To do this, marketers have to go to a very uncomfortable place — their gut — that once upon a time was at the heart of making great entertainment. Marketers have to perform to metrics; Dove does need to sell more soap, Pepsi more drinks, Chipotle more Mexican grill. Great branded integration campaigns do that — it’s just really, really hard to prove it. So those choices are being made on belief rather than hard proof.

5. Consumers put their passion for entertainment on par with their own lives.  The research released at TheGrill Thursday by Edelgail beckerman PR and their branded content division Matter had a boatload fascinating insights (one little one: when asking consumers to name their top 10 media companies they now list Netflix among the top 3, when four years ago it wasn’t even on the list).

Edelman focused on the finding that consumers are now putting themselves at the center of their entertainment experience, the “selfie” phenomenon taken to its logical conclusion.

Also read: How Advertisers Must Adapt in the ‘Era of the Selfie’ (Exclusive Study)

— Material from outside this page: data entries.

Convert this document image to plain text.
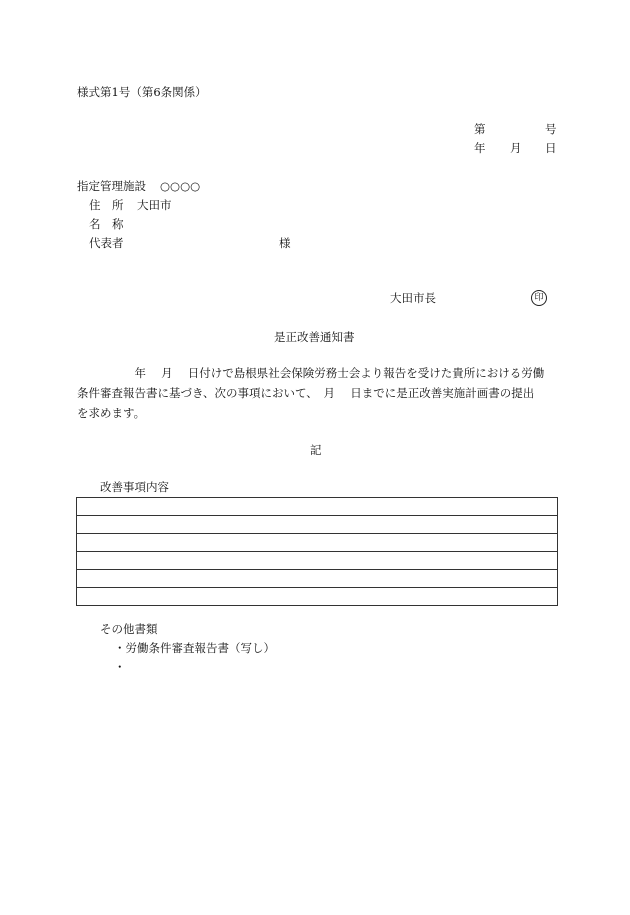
様式第1号（第6条関係）
第	号
年 月 日
指定管理施設 ○○○○
住　所 大田市
名　称
代表者	様
大田市長	印
是正改善通知書
　　　　　年　 月　 日付けで島根県社会保険労務士会より報告を受けた貴所における労働
条件審査報告書に基づき、次の事項において、　月　 日までに是正改善実施計画書の提出
を求めます。
記
改善事項内容
その他書類
・労働条件審査報告書（写し）
・
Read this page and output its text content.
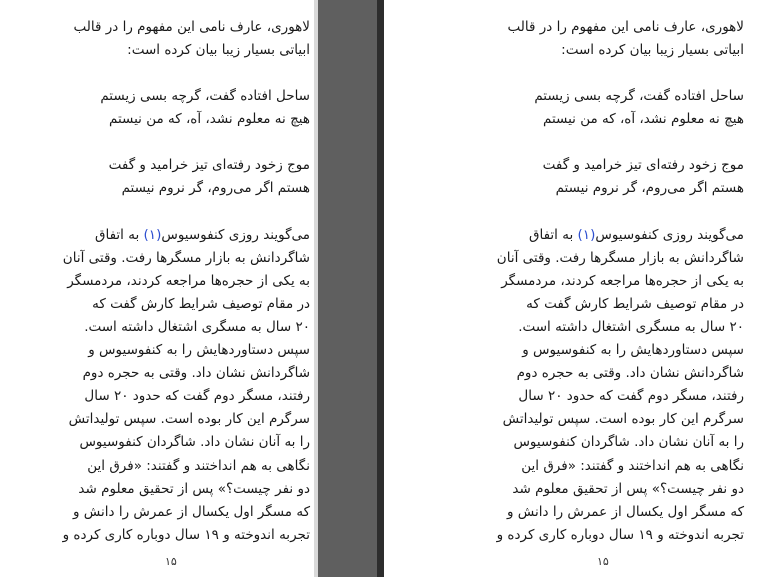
لاهوری، عارف نامی این مفهوم را در قالب
ابیاتی بسیار زیبا بیان کرده است:
ساحل افتاده گفت، گرچه بسی زیستم
هیچ نه معلوم نشد، آه، که من نیستم
موج زخود رفته‌ای تیز خرامید و گفت
هستم اگر می‌روم، گر نروم نیستم
می‌گویند روزی کنفوسیوس(۱) به اتفاق
شاگردانش به بازار مسگرها رفت. وقتی آنان
به یکی از حجره‌ها مراجعه کردند، مردمسگر
در مقام توصیف شرایط کارش گفت که
۲۰ سال به مسگری اشتغال داشته است.
سپس دستاوردهایش را به کنفوسیوس و
شاگردانش نشان داد. وقتی به حجره دوم
رفتند، مسگر دوم گفت که حدود ۲۰ سال
سرگرم این کار بوده است. سپس تولیداتش
را به آنان نشان داد. شاگردان کنفوسیوس
نگاهی به هم انداختند و گفتند: «فرق این
دو نفر چیست؟» پس از تحقیق معلوم شد
که مسگر اول یکسال از عمرش را دانش و
تجربه اندوخته و ۱۹ سال دوباره کاری کرده و
۱۵
لاهوری، عارف نامی این مفهوم را در قالب
ابیاتی بسیار زیبا بیان کرده است:
ساحل افتاده گفت، گرچه بسی زیستم
هیچ نه معلوم نشد، آه، که من نیستم
موج زخود رفته‌ای تیز خرامید و گفت
هستم اگر می‌روم، گر نروم نیستم
می‌گویند روزی کنفوسیوس(۱) به اتفاق
شاگردانش به بازار مسگرها رفت. وقتی آنان
به یکی از حجره‌ها مراجعه کردند، مردمسگر
در مقام توصیف شرایط کارش گفت که
۲۰ سال به مسگری اشتغال داشته است.
سپس دستاوردهایش را به کنفوسیوس و
شاگردانش نشان داد. وقتی به حجره دوم
رفتند، مسگر دوم گفت که حدود ۲۰ سال
سرگرم این کار بوده است. سپس تولیداتش
را به آنان نشان داد. شاگردان کنفوسیوس
نگاهی به هم انداختند و گفتند: «فرق این
دو نفر چیست؟» پس از تحقیق معلوم شد
که مسگر اول یکسال از عمرش را دانش و
تجربه اندوخته و ۱۹ سال دوباره کاری کرده و
۱۵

But I found a couple of more subtle results even more revealing, especially for the entertainment business. When asked, consumers said the content they are most often likely to share are their personal lives — no surprise there — and entertainment. Both of those categories of content were on par as the content users most loved to share.  What this means is that entertainment occupies as important a place in the lives of consumers as their own personal experiences. If Hollywood needed validation that the stories that content creators tell matter deeply to their fans, here it is.